Movie Maker is a Windows program which can be used to easily create videos for sharing on Facebook, YouTube and of course Hubpages.
I have only begun to work and play in Movie Maker.
Amazed by the ease of use and creative possibilities, I am glad to pass on my experience to readers, to be inspired and equipped for making your own video creations.
Movie Maker 2012, the latest version at this writing, is a free download from Microsoft.
Between the few months when I published an earlier hub on making a 'slide show video in Movie Maker' and recent hubs on Hawai'i and reflexology, some very cool features were added to the program. Post production of the WizCapture video file (the screen captured video for the tutorial) was done in Movie Maker 2012.
The tutorial demonstrates the post-production of a reflexology instruction video. To make the video file showing how to give a reflex foot rub, I captured the footage using my webcam. Then I added the video file to a new project in Movie Maker. It was simple to add music tracks at the beginning and end, set the start and stop times, and give them a slow fade in and fade out.
A point of confusion may be that while the tutorial demonstrates making a video on reflexology, I pasted text into the title slide for 'How to Create Video in Windows Movie Maker.' It would have made more sense for the title slide to be 'How to Give a Wonderful Reflex Foot Rub.' Movie Maker brought up the title from the WizCapture filename, and I was a tad confused at that point. But I trust that the viewer can make the mental adjustment.
Before starting your own project, if you don't know the version I suggest assuring that it is the latest release.
Capturing Screen Movements for the Tutorial
The program used to capture the screen movements and voice-over for this tutorial video is CaptureWizPro by PixelMetrics. For years I have used CaptureWiz to make still screen captures. The program suits me well. I also like the laid-back style of messages within it, from the Colorado software outfit. Before this hub, I had not used the video capture feature and did not know its capabilities.
When the idea dawned to make another Movie Maker tutorial, I searched the internet for 'record video screen tutorial.' Several leads came up, including Camtasia Studio for $300, Microsoft Expression Encoder 4 for free and reviews comparing CamStudio Vs. FRAPS.'
I selected Expression Encoder first, which required installing Service Pack 2. That went okay. But after three failed attempts to install Encoder, I left a message on the forum and moved on.
Next I downloaded a program billed as free. Yes, it is free in a way, but with a string attached. You have to agree to the toolbar. I was fresh from a learning experience with internet downloads and toolbars.
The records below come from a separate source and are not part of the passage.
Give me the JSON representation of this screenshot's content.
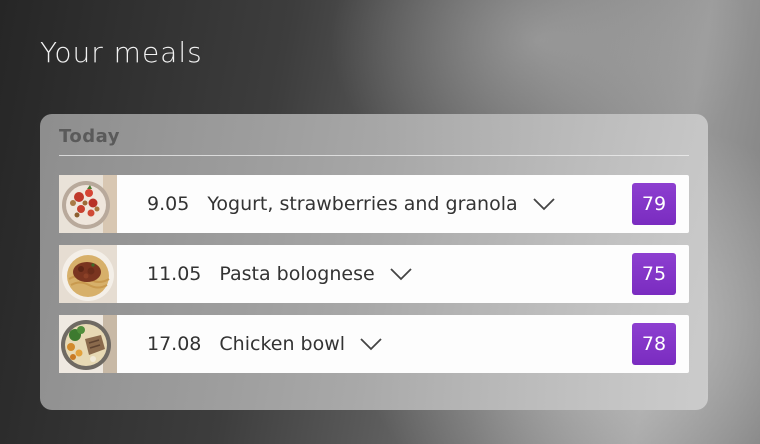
{
  "page": {
    "title": "Your meals"
  },
  "section": {
    "header": "Today"
  },
  "meals": [
    {
      "time": "9.05",
      "name": "Yogurt, strawberries and granola",
      "score": "79",
      "thumb_icon": "yogurt-bowl-photo"
    },
    {
      "time": "11.05",
      "name": "Pasta bolognese",
      "score": "75",
      "thumb_icon": "pasta-plate-photo"
    },
    {
      "time": "17.08",
      "name": "Chicken bowl",
      "score": "78",
      "thumb_icon": "chicken-bowl-photo"
    }
  ],
  "colors": {
    "score_badge": "#7d31c4",
    "row_background": "#fdfdfd",
    "text": "#333333"
  }
}
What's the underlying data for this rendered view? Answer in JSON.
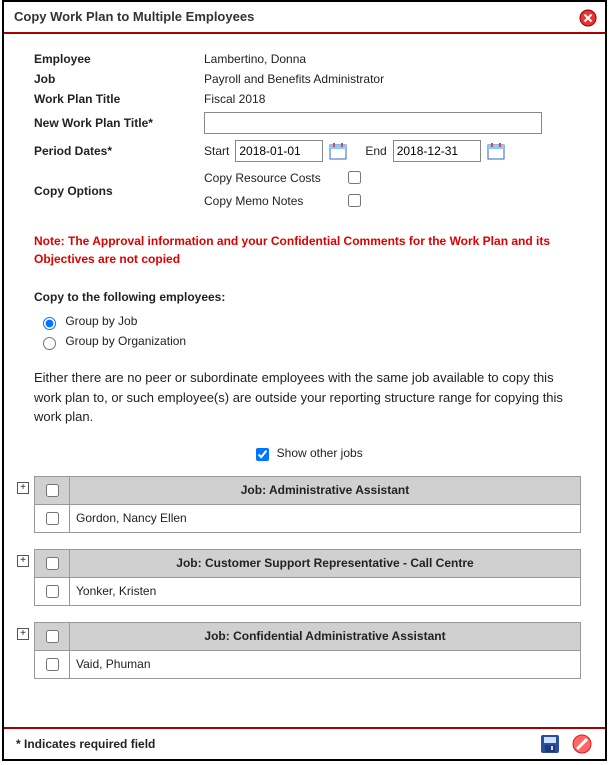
{
  "dialog": {
    "title": "Copy Work Plan to Multiple Employees"
  },
  "fields": {
    "employee_label": "Employee",
    "employee_value": "Lambertino, Donna",
    "job_label": "Job",
    "job_value": "Payroll and Benefits Administrator",
    "workplan_label": "Work Plan Title",
    "workplan_value": "Fiscal 2018",
    "new_title_label": "New Work Plan Title*",
    "new_title_value": "",
    "period_label": "Period Dates*",
    "period_start_label": "Start",
    "period_start_value": "2018-01-01",
    "period_end_label": "End",
    "period_end_value": "2018-12-31",
    "copy_options_label": "Copy Options",
    "copy_resource_label": "Copy Resource Costs",
    "copy_resource_checked": false,
    "copy_memo_label": "Copy Memo Notes",
    "copy_memo_checked": false
  },
  "note": "Note: The Approval information and your Confidential Comments for the Work Plan and its Objectives are not copied",
  "copy_to": {
    "heading": "Copy to the following employees:",
    "group_job_label": "Group by Job",
    "group_job_selected": true,
    "group_org_label": "Group by Organization",
    "group_org_selected": false
  },
  "info_message": "Either there are no peer or subordinate employees with the same job available to copy this work plan to, or such employee(s) are outside your reporting structure range for copying this work plan.",
  "show_other": {
    "label": "Show other jobs",
    "checked": true
  },
  "job_groups": [
    {
      "header": "Job: Administrative Assistant",
      "employees": [
        "Gordon, Nancy Ellen"
      ]
    },
    {
      "header": "Job: Customer Support Representative - Call Centre",
      "employees": [
        "Yonker, Kristen"
      ]
    },
    {
      "header": "Job: Confidential Administrative Assistant",
      "employees": [
        "Vaid, Phuman"
      ]
    }
  ],
  "footer": {
    "required_note": "* Indicates required field"
  }
}
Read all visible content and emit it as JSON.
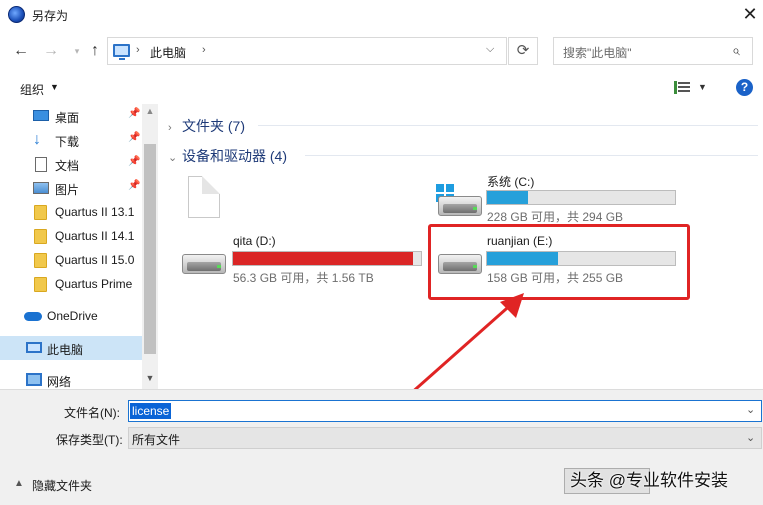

My laptop had stopped booting. Hours went into solving the issues. Not willing to accept any more toolbars, I cancelled the 'free video recording software' installation.
Then the idea came to test the video capture feature of CaptureWizPro. It is a small and simple program which cost about $30 a few years ago (there is no remuneration to me for the plug.) My preconceived idea was that it couldn't do much with video. I was not expecting to be able to record my voice along with mouse moves and window openings on the screen.
This video hub is the proof of the CaptureWiz pudding. It tells me also that it pays to drop preconceived notions, look at what I already have before looking elsewhere, and always be willing to experiment.
This hub presents my first creation of a screen captured video. It was fun experimentation, and will be fun to hear that you are sparked to move ahead with your creative impulses. I also appreciate any corrections or suggestions for the tutorial, left as a comment so readers can benefit.